Hugh McCloud, one of Wood’s professors in New Zealand, referred him to Mahmoud Ayoub at Temple University in Philadelphia when he learned of Wood’s interest in Islam. Wood pursued his graduate degrees at Temple and taught at Lehigh University near Philadelphia.

Wood’s doctorate from Temple is in religion with a focus on modern Islam, covering roughly the last 200 years. His work is primarily on texts and not confined to a particular geographic area of the Islamic world. Wood spent 14 months in the Middle East, including two months in Jordan and one in Cairo to develop Arabic language skills.

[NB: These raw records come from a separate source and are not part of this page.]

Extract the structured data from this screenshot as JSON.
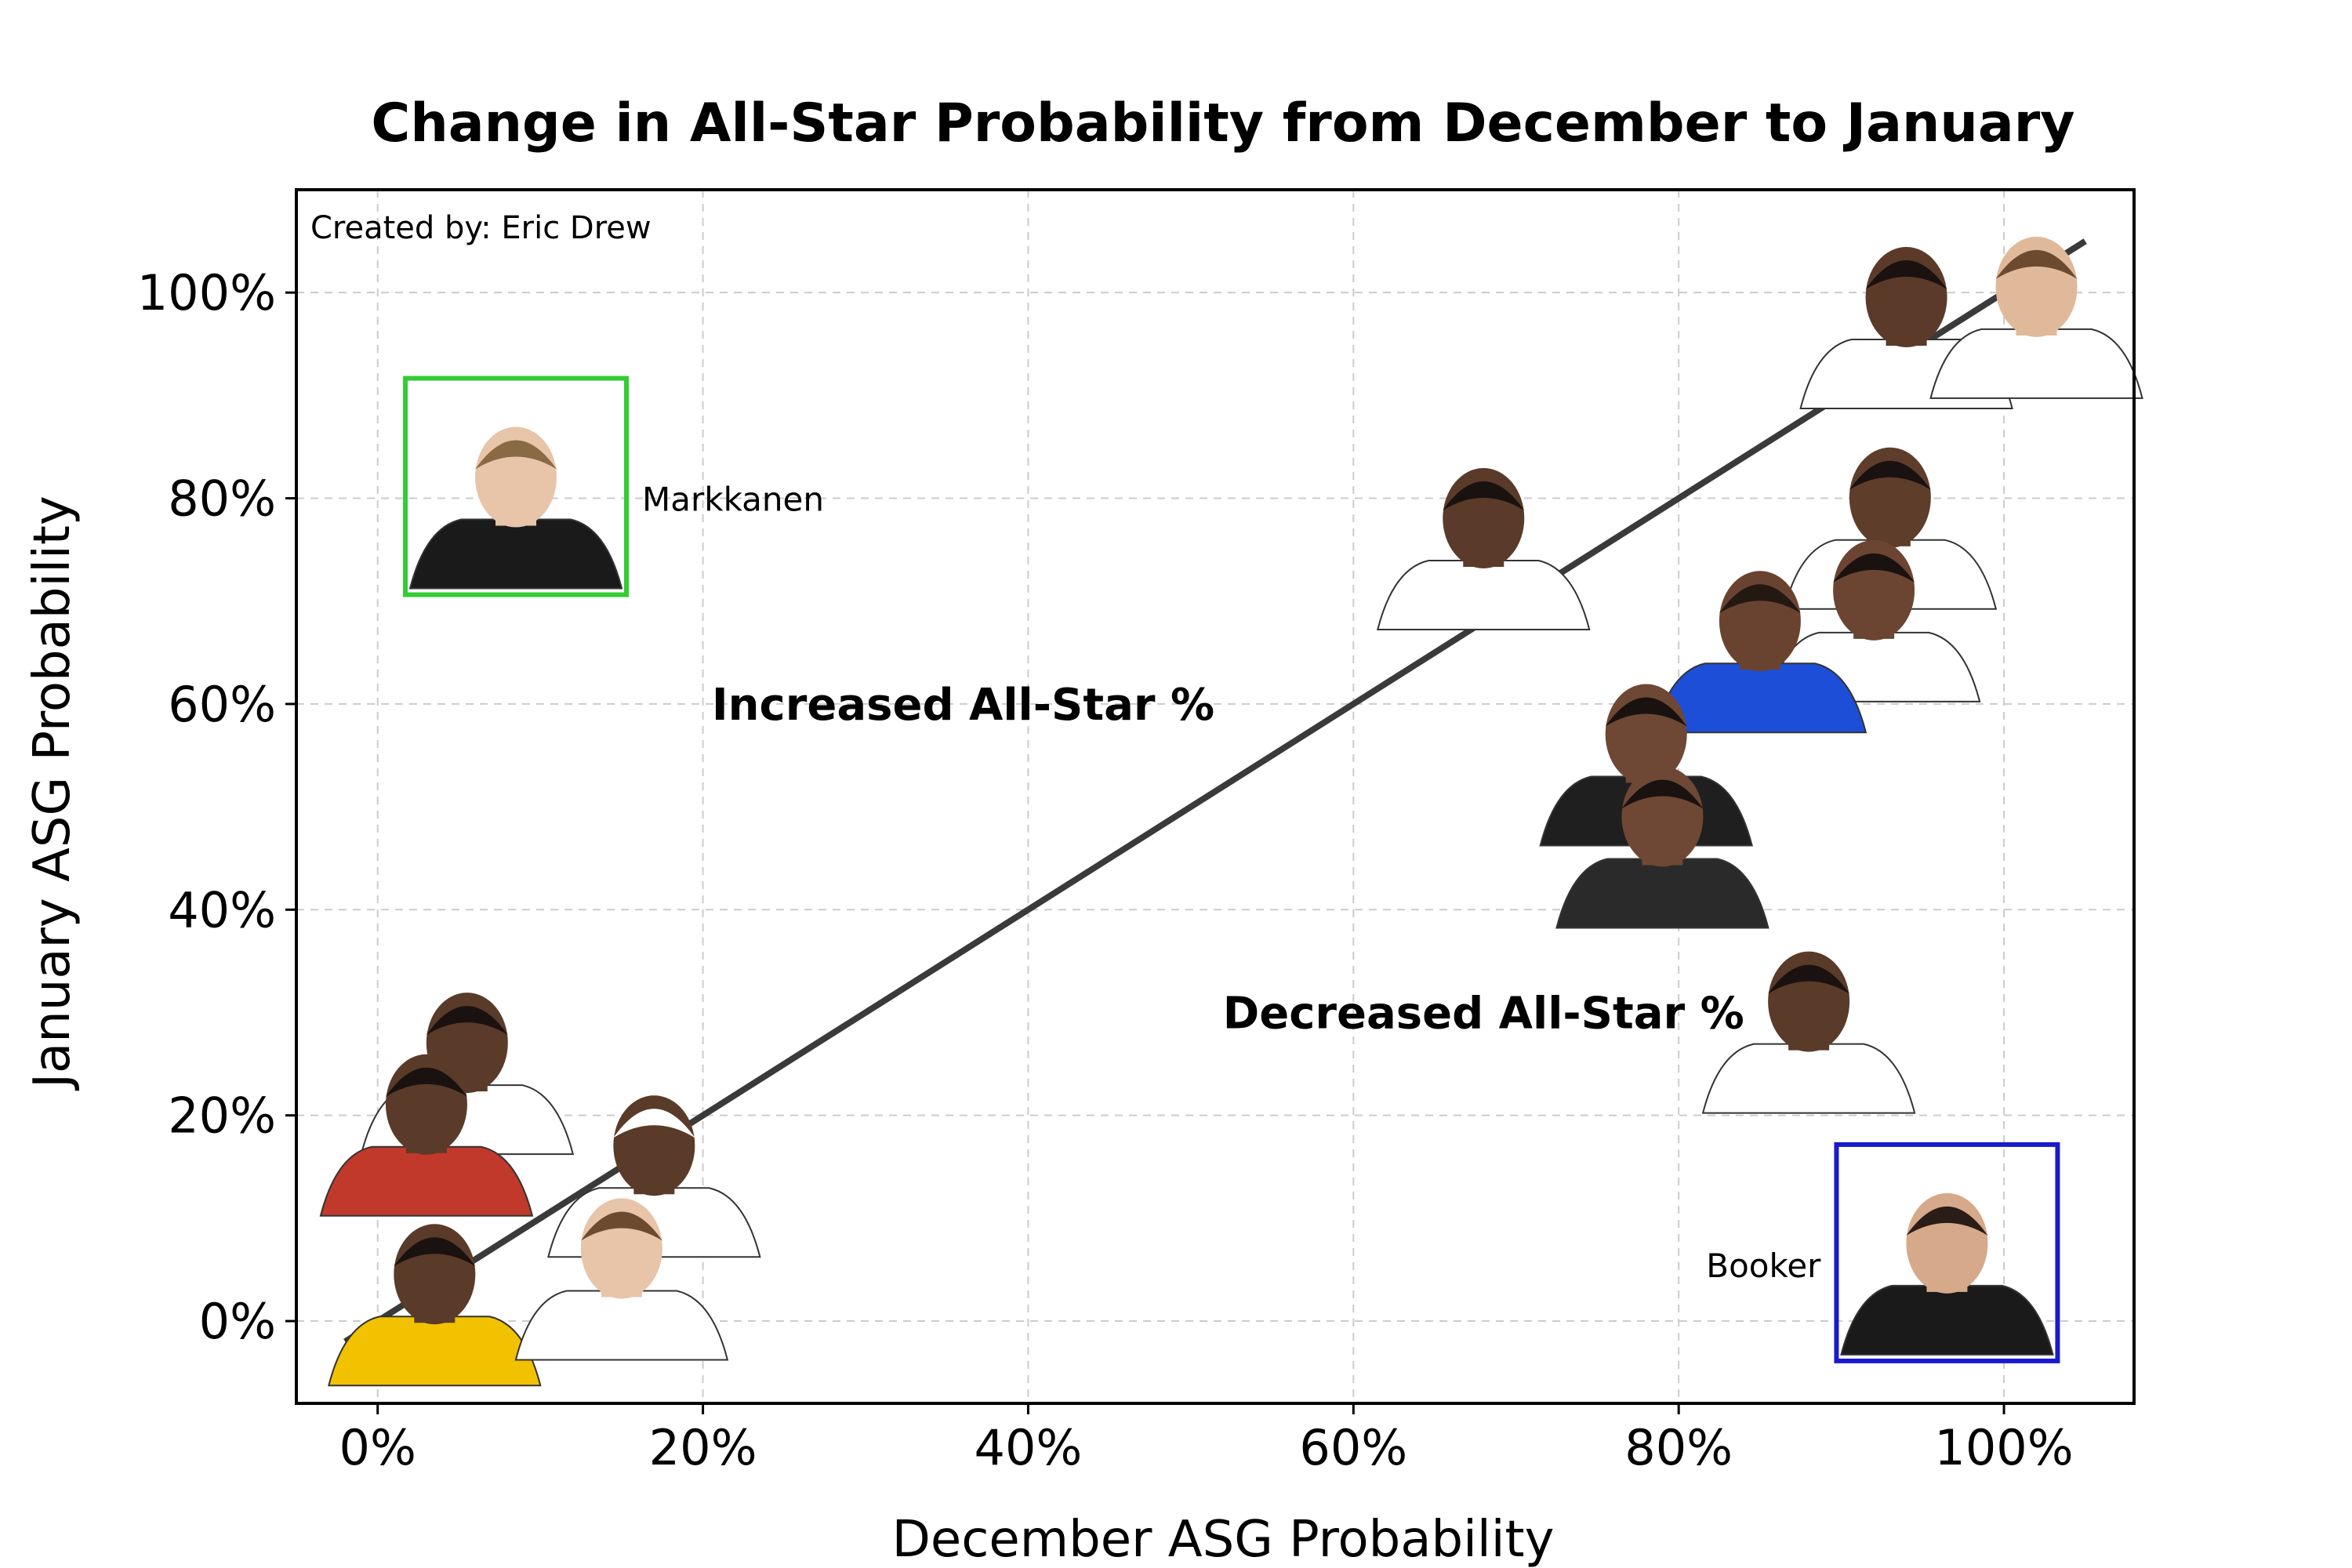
{
  "chart_data": {
    "type": "scatter",
    "title": "Change in All-Star Probability from December to January",
    "xlabel": "December ASG Probability",
    "ylabel": "January ASG Probability",
    "xlim": [
      -0.05,
      1.08
    ],
    "ylim": [
      -0.08,
      1.1
    ],
    "xticks": [
      0,
      0.2,
      0.4,
      0.6,
      0.8,
      1.0
    ],
    "xtick_labels": [
      "0%",
      "20%",
      "40%",
      "60%",
      "80%",
      "100%"
    ],
    "yticks": [
      0,
      0.2,
      0.4,
      0.6,
      0.8,
      1.0
    ],
    "ytick_labels": [
      "0%",
      "20%",
      "40%",
      "60%",
      "80%",
      "100%"
    ],
    "grid": true,
    "credit": "Created by: Eric Drew",
    "reference_line": {
      "x": [
        -0.02,
        1.05
      ],
      "y": [
        -0.02,
        1.05
      ]
    },
    "region_labels": [
      {
        "text": "Increased All-Star %",
        "x": 0.36,
        "y": 0.6
      },
      {
        "text": "Decreased All-Star %",
        "x": 0.68,
        "y": 0.3
      }
    ],
    "points": [
      {
        "label": "Markkanen",
        "x": 0.085,
        "y": 0.8,
        "highlight": "#33cc33",
        "annotated": true,
        "jersey": "#1a1a1a",
        "skin": "#e8c4a8",
        "hair": "#8a6a44"
      },
      {
        "label": "Booker",
        "x": 0.965,
        "y": 0.055,
        "highlight": "#1a1acc",
        "annotated": true,
        "jersey": "#1a1a1a",
        "skin": "#d6a98a",
        "hair": "#2a1d17"
      },
      {
        "label": "",
        "x": 0.94,
        "y": 0.975,
        "highlight": "",
        "annotated": false,
        "jersey": "#ffffff",
        "skin": "#5b3a2a",
        "hair": "#1a1210"
      },
      {
        "label": "",
        "x": 1.02,
        "y": 0.985,
        "highlight": "",
        "annotated": false,
        "jersey": "#ffffff",
        "skin": "#e0b99a",
        "hair": "#6b4a30"
      },
      {
        "label": "",
        "x": 0.68,
        "y": 0.76,
        "highlight": "",
        "annotated": false,
        "jersey": "#ffffff",
        "skin": "#5a3a28",
        "hair": "#1a1210"
      },
      {
        "label": "",
        "x": 0.93,
        "y": 0.78,
        "highlight": "",
        "annotated": false,
        "jersey": "#ffffff",
        "skin": "#5e3d2b",
        "hair": "#1a1210"
      },
      {
        "label": "",
        "x": 0.92,
        "y": 0.69,
        "highlight": "",
        "annotated": false,
        "jersey": "#ffffff",
        "skin": "#6b4532",
        "hair": "#1a1210"
      },
      {
        "label": "",
        "x": 0.85,
        "y": 0.66,
        "highlight": "",
        "annotated": false,
        "jersey": "#1d4ed8",
        "skin": "#6a4330",
        "hair": "#241812"
      },
      {
        "label": "",
        "x": 0.78,
        "y": 0.55,
        "highlight": "",
        "annotated": false,
        "jersey": "#1f1f1f",
        "skin": "#6e4834",
        "hair": "#1a1210"
      },
      {
        "label": "",
        "x": 0.79,
        "y": 0.47,
        "highlight": "",
        "annotated": false,
        "jersey": "#2a2a2a",
        "skin": "#6e4834",
        "hair": "#1a1210"
      },
      {
        "label": "",
        "x": 0.88,
        "y": 0.29,
        "highlight": "",
        "annotated": false,
        "jersey": "#ffffff",
        "skin": "#5a3a28",
        "hair": "#1a1210"
      },
      {
        "label": "",
        "x": 0.055,
        "y": 0.25,
        "highlight": "",
        "annotated": false,
        "jersey": "#ffffff",
        "skin": "#5a3a28",
        "hair": "#1a1210"
      },
      {
        "label": "",
        "x": 0.03,
        "y": 0.19,
        "highlight": "",
        "annotated": false,
        "jersey": "#c0392b",
        "skin": "#5a3a28",
        "hair": "#1a1210"
      },
      {
        "label": "",
        "x": 0.17,
        "y": 0.15,
        "highlight": "",
        "annotated": false,
        "jersey": "#ffffff",
        "skin": "#5a3a28",
        "hair": "#ffffff"
      },
      {
        "label": "",
        "x": 0.035,
        "y": 0.025,
        "highlight": "",
        "annotated": false,
        "jersey": "#f2c200",
        "skin": "#5a3a28",
        "hair": "#1a1210"
      },
      {
        "label": "",
        "x": 0.15,
        "y": 0.05,
        "highlight": "",
        "annotated": false,
        "jersey": "#ffffff",
        "skin": "#e8c4a8",
        "hair": "#6b4a30"
      }
    ]
  }
}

He came to UNL in July to begin his first full-time position.

Wood’s doctoral dissertation focused on a book written by Muhammad Rashid Rida, who lived from 1865 to 1955. The book, The Criticisms of the Christians and the Arguments of Islam, was a response to what Christian missionaries were saying about Islam and proved Rida to be an important modernist thinker, Wood said.

At UNL, Wood is teaching classes in the history of comparative religion and in Islam in the modern world, specifically examining the ways Muslims have responded to the challenges of modernity. In mass media and in popular political discourse, Islam often gets stereotyped in a monolithic way, Wood said. The latter course he will teach will challenge the understanding of Islam as a monolithic entity and emphasize the diversity within Islam, such as secular trends, traditionalism, modernism and fundamentalism.

Islam has evolved into a religion with various understandings of the faith, both from its beginnings and into modern times, Wood said. The Sunni and Shia understandings date back to the beginning of Islam. Their primary difference has to do with the understanding of authority. Sunni Islam has a more consensual idea of authority, with the ruler taking his authority from the consensus of the community, Wood said.

In Shia Islam, authority associated in the leader is more intrinsic to the leader. Leadership is passed down from person to person, with an understanding that the line traces back to Muhammad. In Shia understanding, the 12th imam to fit this description was hidden by God hundreds of years ago but is still alive. That person is known as the hidden imam, or teacher, and is believed to still be sending messages to the faithful. The religious authority of the Shia clerics is derived from their role as deputies of the hidden 12th imam. This waiting for the hidden imam to make himself known creates a messianic expectation similar in some ways to Judaism and Christianity.

Wahhabiism, a faction within Sunni Islam prevalent in Saudi Arabia, is a more recent development of Islam, dating from the 19th century. It is known for being conservative, fundamentalist, rigid and puritan, as well as for its critical attitude toward other forms of Islam, particularly Shiism. Most terrorists involved in the Sept. 11 attacks were influenced by Wahhabiism, but it’s important not to directly associate Wahhabiism with terrorist Islam, Wood said.

Wood is continuing his research in the same area as his dissertation, specifically on the works of Rashid Rida, especially what he wrote about Muslim-Christian relations. He said he also is interested in the phenomenon of fundamentalism in world religions. Also called “maximalists,” fundamentalists promote an expansion of religion into typically non-religious spheres of life, such as political, economic, educational, social and cultural arenas. Wood will be teaching a class in the spring semester on fundamentalism in Judaism, Islam, Christianity, Buddhism, Hinduism and Sikhism.